В столовой сегодня было оживлённо. Рядовой из третьего взвода, бритоголовый  качок Эрик Слак, маленькие близкопосаженные глазёнки которого почти сходились на переносице, не удержался от шпильки: когда Джон проходил мимо него к своему столу, осклабился в издевательской ухмылочке:

– Что, Джонни-бой? Небось, на харчах у докторши растолстеть не успел? А на десерт там, наверное, была только её кошечка?

Джон среагировал автоматически. Вернее, это словно и не он среагировал, а какой-то злобный наблюдатель внутри него сделал холодный расчёт: вот так и вот так. А действовало тело даже быстрее, чем на тренировках.

Нога выбила табурет из-под ржущего здоровяка, а когда тот, явно не ожидавший столь быстрого ответа, хряпнулся на задницу, Джон, присев, добавил ему в челюсть за ухом: таким же ударом, что отправил в обморок и «милого» доктора. Только сильнее.

Однако тренированному крепышу этого оказалось мало, и он попытался встать, бормоча что-то очень похожее на угрозы и проклятья. Джон, не дав ему даже приподняться, добавил ногой в печень.

Мгновенно смолк даже привычный стук ложек по тарелкам, и смешочки, сопровождавшие ежедневные трапезы двухсот восьмидесяти человек их роты. Все словно сговорившись, уставились на Джона – даже те, кто сидели за колоннами, и наверняка не видели, что произошло, вставали или вытягивали шеи. Нависшую тишину прервал голос дежурного по столовой, лейтенанта Рэди Халилая:

– Капрал Риглон. Шагом марш на гаупвахту. Доложитесь дежурному. Предварительное наказание до полкового рапорта: трое суток в одиночке за нарушение общественного порядка в столовой. Рядовой Слак. Вы… – лейтенант нахмурился, поскольку Слак и не подумал прийти в сознание, чтоб услышать свой вердикт. Но лейтенант не растерялся, – Поскольку он без сознания, вы двое, – лейтенант указал на ближе всех сидевших рядовых, – В медсанчасть его. А затем, когда док приведёт его в порядок – тоже на гаупвахту. За нанесение оскорбления вышестоящему по званию. Наказание назначит тоже полковник. На полковом рапорте.

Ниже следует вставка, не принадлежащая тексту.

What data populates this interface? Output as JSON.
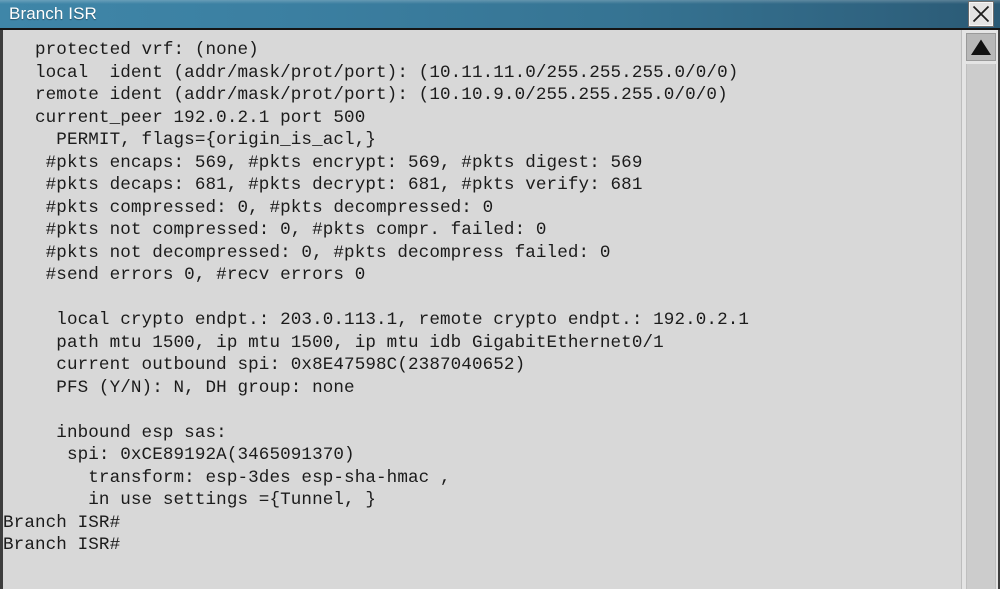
{
  "window": {
    "title": "Branch ISR",
    "close_label": "✕",
    "close_icon": "close-icon"
  },
  "scrollbar": {
    "up_arrow_icon": "triangle-up-icon"
  },
  "console": {
    "lines": [
      "   protected vrf: (none)",
      "   local  ident (addr/mask/prot/port): (10.11.11.0/255.255.255.0/0/0)",
      "   remote ident (addr/mask/prot/port): (10.10.9.0/255.255.255.0/0/0)",
      "   current_peer 192.0.2.1 port 500",
      "     PERMIT, flags={origin_is_acl,}",
      "    #pkts encaps: 569, #pkts encrypt: 569, #pkts digest: 569",
      "    #pkts decaps: 681, #pkts decrypt: 681, #pkts verify: 681",
      "    #pkts compressed: 0, #pkts decompressed: 0",
      "    #pkts not compressed: 0, #pkts compr. failed: 0",
      "    #pkts not decompressed: 0, #pkts decompress failed: 0",
      "    #send errors 0, #recv errors 0",
      "",
      "     local crypto endpt.: 203.0.113.1, remote crypto endpt.: 192.0.2.1",
      "     path mtu 1500, ip mtu 1500, ip mtu idb GigabitEthernet0/1",
      "     current outbound spi: 0x8E47598C(2387040652)",
      "     PFS (Y/N): N, DH group: none",
      "",
      "     inbound esp sas:",
      "      spi: 0xCE89192A(3465091370)",
      "        transform: esp-3des esp-sha-hmac ,",
      "        in use settings ={Tunnel, }",
      "Branch ISR#",
      "Branch ISR#"
    ],
    "text": "   protected vrf: (none)\n   local  ident (addr/mask/prot/port): (10.11.11.0/255.255.255.0/0/0)\n   remote ident (addr/mask/prot/port): (10.10.9.0/255.255.255.0/0/0)\n   current_peer 192.0.2.1 port 500\n     PERMIT, flags={origin_is_acl,}\n    #pkts encaps: 569, #pkts encrypt: 569, #pkts digest: 569\n    #pkts decaps: 681, #pkts decrypt: 681, #pkts verify: 681\n    #pkts compressed: 0, #pkts decompressed: 0\n    #pkts not compressed: 0, #pkts compr. failed: 0\n    #pkts not decompressed: 0, #pkts decompress failed: 0\n    #send errors 0, #recv errors 0\n\n     local crypto endpt.: 203.0.113.1, remote crypto endpt.: 192.0.2.1\n     path mtu 1500, ip mtu 1500, ip mtu idb GigabitEthernet0/1\n     current outbound spi: 0x8E47598C(2387040652)\n     PFS (Y/N): N, DH group: none\n\n     inbound esp sas:\n      spi: 0xCE89192A(3465091370)\n        transform: esp-3des esp-sha-hmac ,\n        in use settings ={Tunnel, }\nBranch ISR#\nBranch ISR#",
    "values": {
      "protected_vrf": "(none)",
      "local_ident": "(10.11.11.0/255.255.255.0/0/0)",
      "remote_ident": "(10.10.9.0/255.255.255.0/0/0)",
      "current_peer": "192.0.2.1",
      "peer_port": "500",
      "flags": "{origin_is_acl,}",
      "pkts_encaps": "569",
      "pkts_encrypt": "569",
      "pkts_digest": "569",
      "pkts_decaps": "681",
      "pkts_decrypt": "681",
      "pkts_verify": "681",
      "pkts_compressed": "0",
      "pkts_decompressed": "0",
      "pkts_not_compressed": "0",
      "pkts_compr_failed": "0",
      "pkts_not_decompressed": "0",
      "pkts_decompress_failed": "0",
      "send_errors": "0",
      "recv_errors": "0",
      "local_crypto_endpt": "203.0.113.1",
      "remote_crypto_endpt": "192.0.2.1",
      "path_mtu": "1500",
      "ip_mtu": "1500",
      "ip_mtu_idb": "GigabitEthernet0/1",
      "current_outbound_spi": "0x8E47598C(2387040652)",
      "pfs": "N",
      "dh_group": "none",
      "inbound_esp_spi": "0xCE89192A(3465091370)",
      "transform": "esp-3des esp-sha-hmac ,",
      "in_use_settings": "={Tunnel, }",
      "prompt": "Branch ISR#"
    }
  },
  "colors": {
    "titlebar_left": "#3f86a8",
    "titlebar_right": "#2b5a75",
    "console_bg": "#d8d8d8",
    "console_text": "#1b1b1b",
    "frame_border": "#3d3d3d",
    "scrollbar_track": "#cccccc",
    "scrollbar_button": "#b8b8b8"
  }
}
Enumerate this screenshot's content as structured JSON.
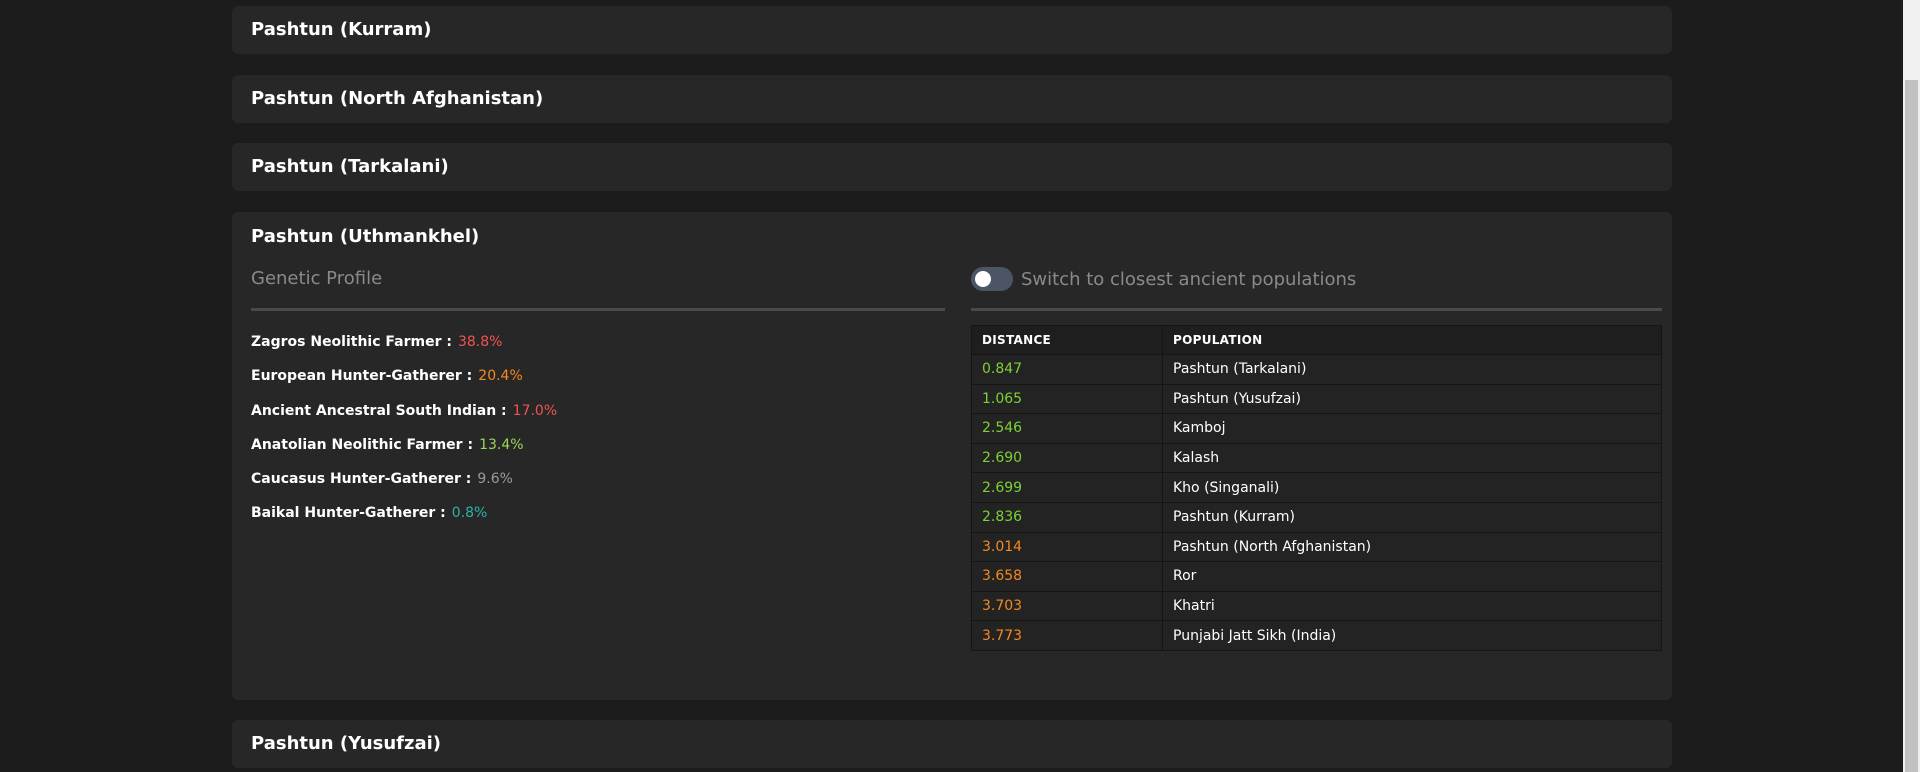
{
  "accordions": {
    "kurram": "Pashtun (Kurram)",
    "north": "Pashtun (North Afghanistan)",
    "tarkalani": "Pashtun (Tarkalani)",
    "uthmankhel": "Pashtun (Uthmankhel)",
    "yusufzai": "Pashtun (Yusufzai)"
  },
  "genetic_profile": {
    "title": "Genetic Profile",
    "items": [
      {
        "name": "Zagros Neolithic Farmer :",
        "pct": "38.8%",
        "color": "#f05252"
      },
      {
        "name": "European Hunter-Gatherer :",
        "pct": "20.4%",
        "color": "#f5891f"
      },
      {
        "name": "Ancient Ancestral South Indian :",
        "pct": "17.0%",
        "color": "#f05252"
      },
      {
        "name": "Anatolian Neolithic Farmer :",
        "pct": "13.4%",
        "color": "#9bd55a"
      },
      {
        "name": "Caucasus Hunter-Gatherer :",
        "pct": "9.6%",
        "color": "#9a9a9a"
      },
      {
        "name": "Baikal Hunter-Gatherer :",
        "pct": "0.8%",
        "color": "#2ab3a6"
      }
    ]
  },
  "toggle": {
    "label": "Switch to closest ancient populations",
    "checked": false
  },
  "distance_table": {
    "headers": [
      "DISTANCE",
      "POPULATION"
    ],
    "rows": [
      {
        "distance": "0.847",
        "population": "Pashtun (Tarkalani)",
        "color": "#7cd137"
      },
      {
        "distance": "1.065",
        "population": "Pashtun (Yusufzai)",
        "color": "#7cd137"
      },
      {
        "distance": "2.546",
        "population": "Kamboj",
        "color": "#7cd137"
      },
      {
        "distance": "2.690",
        "population": "Kalash",
        "color": "#7cd137"
      },
      {
        "distance": "2.699",
        "population": "Kho (Singanali)",
        "color": "#7cd137"
      },
      {
        "distance": "2.836",
        "population": "Pashtun (Kurram)",
        "color": "#7cd137"
      },
      {
        "distance": "3.014",
        "population": "Pashtun (North Afghanistan)",
        "color": "#f5891f"
      },
      {
        "distance": "3.658",
        "population": "Ror",
        "color": "#f5891f"
      },
      {
        "distance": "3.703",
        "population": "Khatri",
        "color": "#f5891f"
      },
      {
        "distance": "3.773",
        "population": "Punjabi Jatt Sikh (India)",
        "color": "#f5891f"
      }
    ]
  }
}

Внимание, рота. Продолжить приём пищи!

Лейтенанта все знали. Поэтому никаких комментариев или эксцессов не последовало: все вернулись к еде. Стук ложек и гомон возобновились.

Джон, прекрасно зная порядки, дойдя до стола, где принимало пищу его отделение, отдал рапорт о случившемся сержанту Трибунстону. (Хотя можно подумать, что тот и так всего этого не слышал! Но – по Уставу – положено!) После чего отправился на гаупвахту.

Отбывать.

 

 

Койка здесь стояла точно такая же, как у них в казарме. Узкая и двухэтажная. Только вот матраца на ней не было: чтоб, значит, наказанным жизнь не казалась помазанной кленовым сиропом.

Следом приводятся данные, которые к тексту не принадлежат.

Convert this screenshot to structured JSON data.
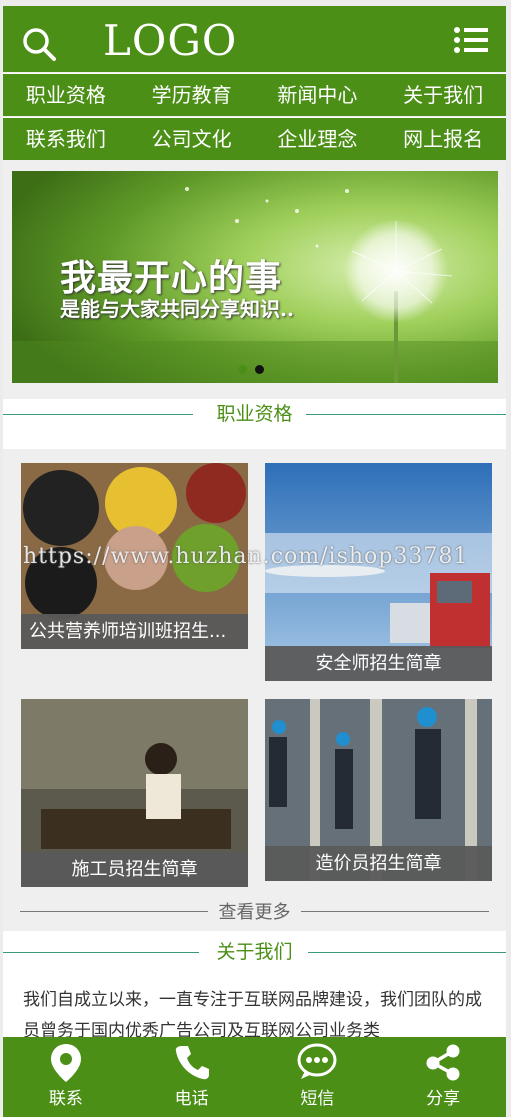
{
  "header": {
    "logo": "LOGO"
  },
  "nav_rows": [
    [
      "职业资格",
      "学历教育",
      "新闻中心",
      "关于我们"
    ],
    [
      "联系我们",
      "公司文化",
      "企业理念",
      "网上报名"
    ]
  ],
  "banner": {
    "headline": "我最开心的事",
    "subline": "是能与大家共同分享知识..",
    "active_dot": 1,
    "dot_count": 2
  },
  "section_qualifications": {
    "title": "职业资格",
    "cards": [
      {
        "caption": "公共营养师培训班招生..."
      },
      {
        "caption": "安全师招生简章"
      },
      {
        "caption": "施工员招生简章"
      },
      {
        "caption": "造价员招生简章"
      }
    ],
    "more": "查看更多"
  },
  "watermark": "https://www.huzhan.com/ishop33781",
  "section_about": {
    "title": "关于我们",
    "text": "我们自成立以来，一直专注于互联网品牌建设，我们团队的成员曾务于国内优秀广告公司及互联网公司业务类"
  },
  "footer": {
    "items": [
      {
        "label": "联系",
        "icon": "location-pin-icon"
      },
      {
        "label": "电话",
        "icon": "phone-icon"
      },
      {
        "label": "短信",
        "icon": "message-icon"
      },
      {
        "label": "分享",
        "icon": "share-icon"
      }
    ]
  },
  "colors": {
    "brand_green": "#4b8f17",
    "divider_teal": "#3a9b7a"
  }
}
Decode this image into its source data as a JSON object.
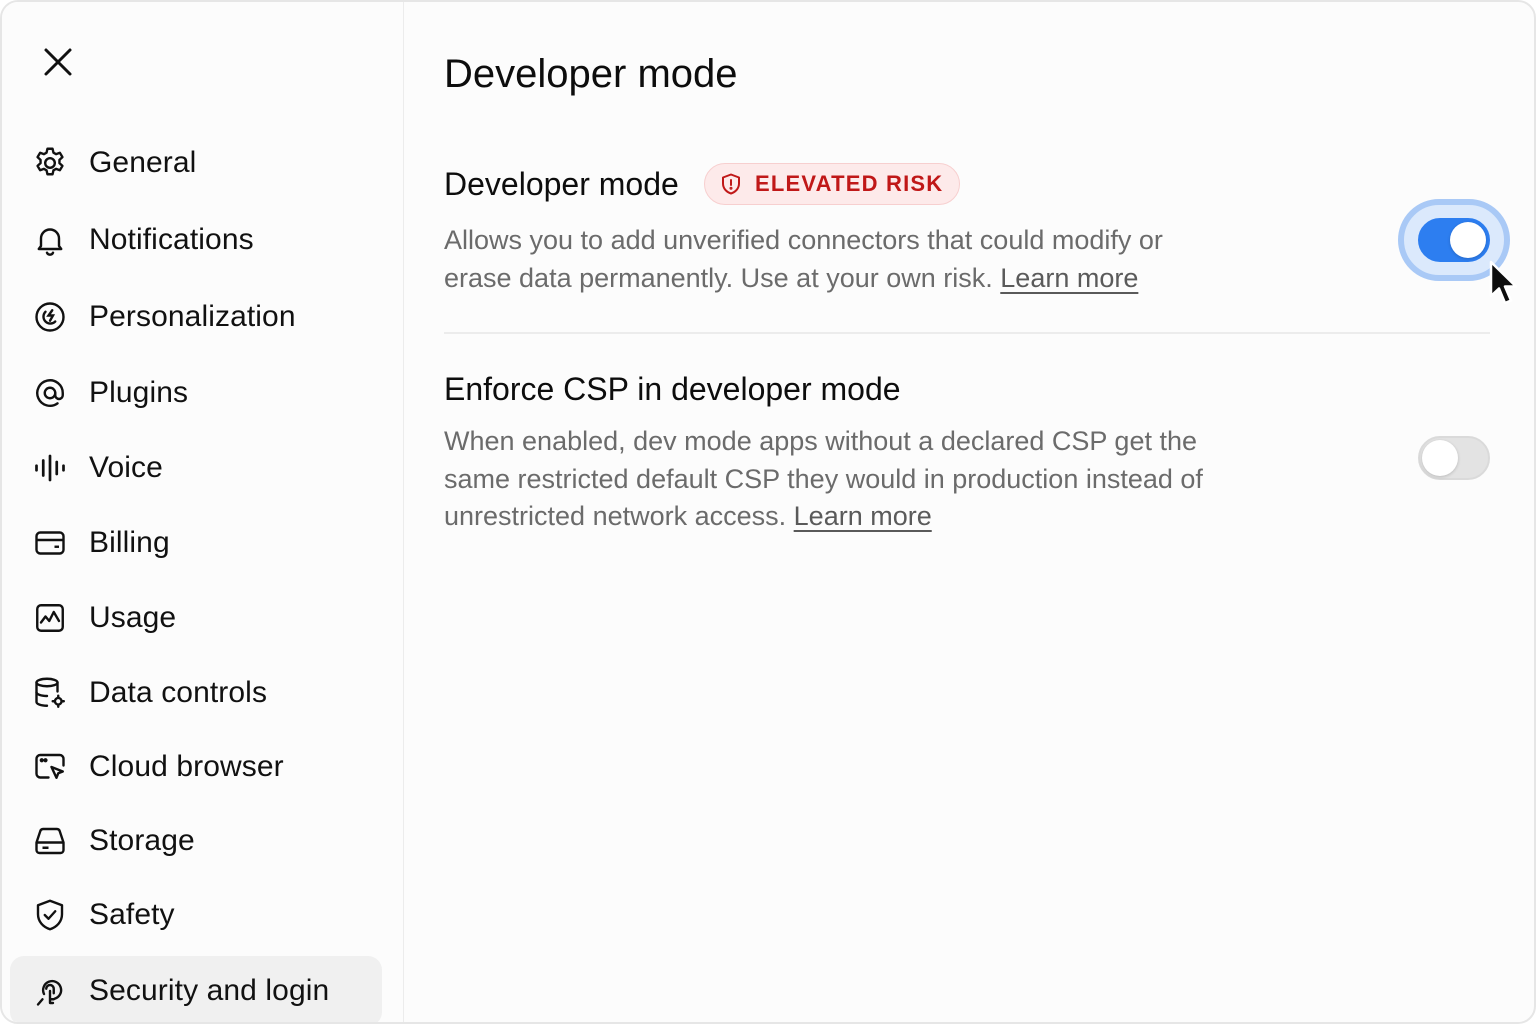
{
  "sidebar": {
    "close_icon": "close-icon",
    "items": [
      {
        "label": "General",
        "icon": "gear-icon"
      },
      {
        "label": "Notifications",
        "icon": "bell-icon"
      },
      {
        "label": "Personalization",
        "icon": "personalization-icon"
      },
      {
        "label": "Plugins",
        "icon": "at-sign-icon"
      },
      {
        "label": "Voice",
        "icon": "waveform-icon"
      },
      {
        "label": "Billing",
        "icon": "wallet-icon"
      },
      {
        "label": "Usage",
        "icon": "chart-icon"
      },
      {
        "label": "Data controls",
        "icon": "database-gear-icon"
      },
      {
        "label": "Cloud browser",
        "icon": "browser-cursor-icon"
      },
      {
        "label": "Storage",
        "icon": "drive-icon"
      },
      {
        "label": "Safety",
        "icon": "shield-check-icon"
      },
      {
        "label": "Security and login",
        "icon": "key-icon",
        "active": true
      }
    ]
  },
  "main": {
    "title": "Developer mode",
    "settings": [
      {
        "title": "Developer mode",
        "badge": "ELEVATED RISK",
        "description": "Allows you to add unverified connectors that could modify or erase data permanently. Use at your own risk.",
        "link": "Learn more",
        "enabled": true
      },
      {
        "title": "Enforce CSP in developer mode",
        "description": "When enabled, dev mode apps without a declared CSP get the same restricted default CSP they would in production instead of unrestricted network access.",
        "link": "Learn more",
        "enabled": false
      }
    ]
  },
  "colors": {
    "accent": "#2d7ef0",
    "danger": "#c01818",
    "danger_bg": "#fdeaea"
  }
}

Собственно, Джону она и никогда не казалась.

Армейские будни, как оказалось, вовсе не соответствовали тому, что хвастливо описывали сверстники, у которых кто-то из семьи служил. И уж тем более тому, что имелось в рекламных проспектах Министерства Обороны. Кроме одного.

Да, он здесь – на всём готовом.

Но это всё же – не совсем он.

Потому что сохранить здесь себя как такового, то есть, как личность – не удастся никому.

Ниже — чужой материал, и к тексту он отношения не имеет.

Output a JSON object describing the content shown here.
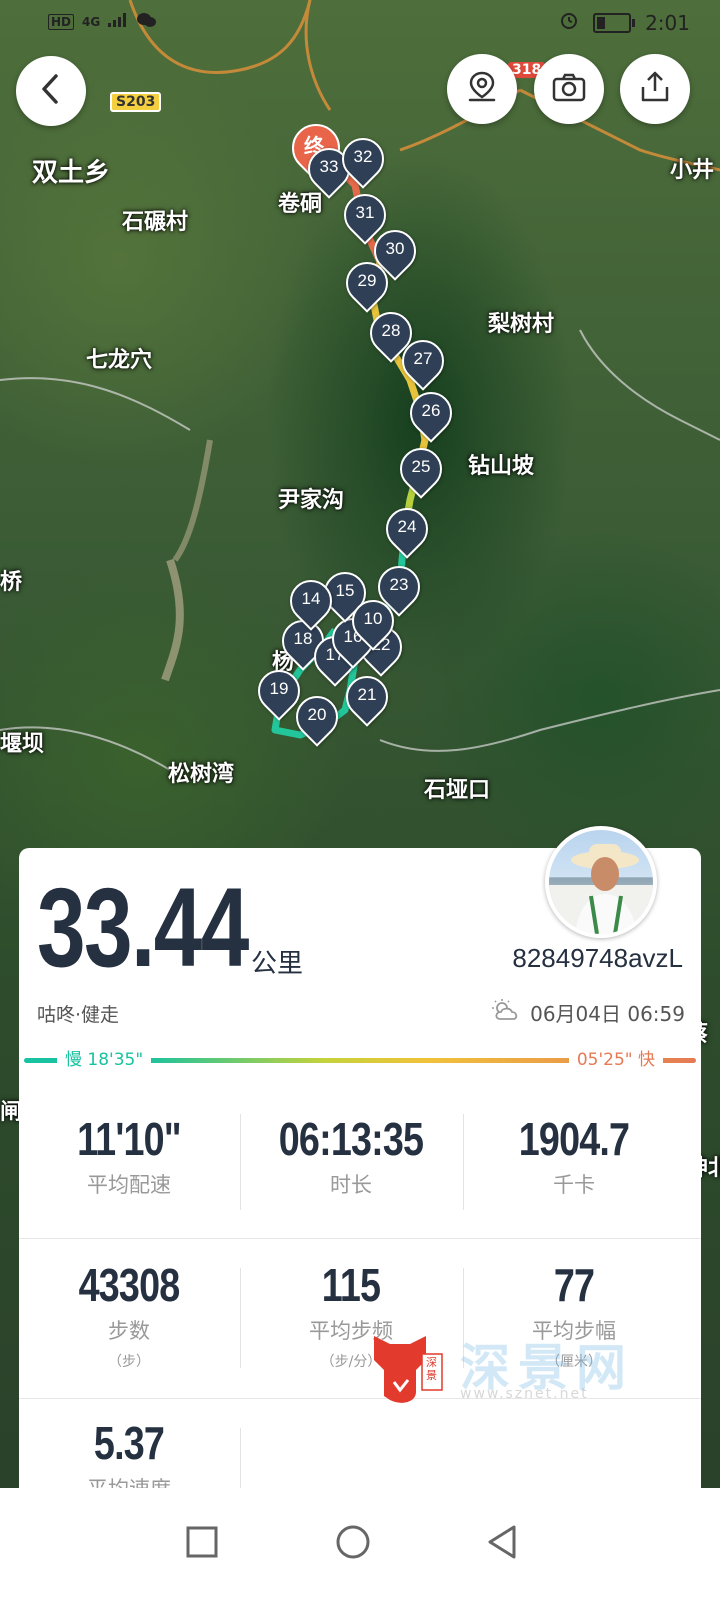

Армия там, или Флот – это машина. Механизм. Нечто большое, могучее и зубодробительно стабильное. Равнодушно-циничное.

С монотонным рычанием и неумолимостью превращающее отдельные личности – в такие же механизмы. Или хотя бы – шестерёнки. И винтики. Для исполнения приказов. И нудной, и несложной, в общем-то, работы.

Потому что думают, планируют, и решают за тебя – другие.

Тебе же предоставлена свобода только жевать. Еду в столовой. И то – только в отведённое для этого время. Впрочем, последняя мысль скорее являлась следствием того, что он так и не поел, а желудок настоятельно заявлял о своих требованиях урчанием и тянущей пустотой.

Он закрыл глаза.

Как же это было на самом деле здесь, на Франческе? Но ведь для тех, кто жил здесь, она вовсе не была Франческой. Наверняка они свою родину не так называли. А какой-нибудь «матерью-землёй». «Кормилицей». Отчим домом.

Но какими вы были, аборигены? Как хотя бы выглядели? До какой ступени дошли по «лестнице эволюции»?

Внезапно он это увидел.

После внезапной черноты глаза словно распахнулись!

И вот он лежит, спрятавшись в кустах, над довольно широкой долиной – он сразу узнал ее: чуть пониже по течению ему и встретилось кладбище «диких животных»! А внизу…

Внизу экскаватор роет длинную траншею, роботележки с манипуляторами подвозят и подвозят к её дальнему концу…

Трупы.

Сотни трупов. Существа, очень похожие и телом и размером на крупных бабуинов. Только вот… Да, сомневаться не приходится: бедолаги одеты. И пусть – в отвратительно выделанные и грязные звериные шкуры, но в том, что эти шкуры – именно одежда, а не собственная шерсть существ, сомневаться не приходится! Значит…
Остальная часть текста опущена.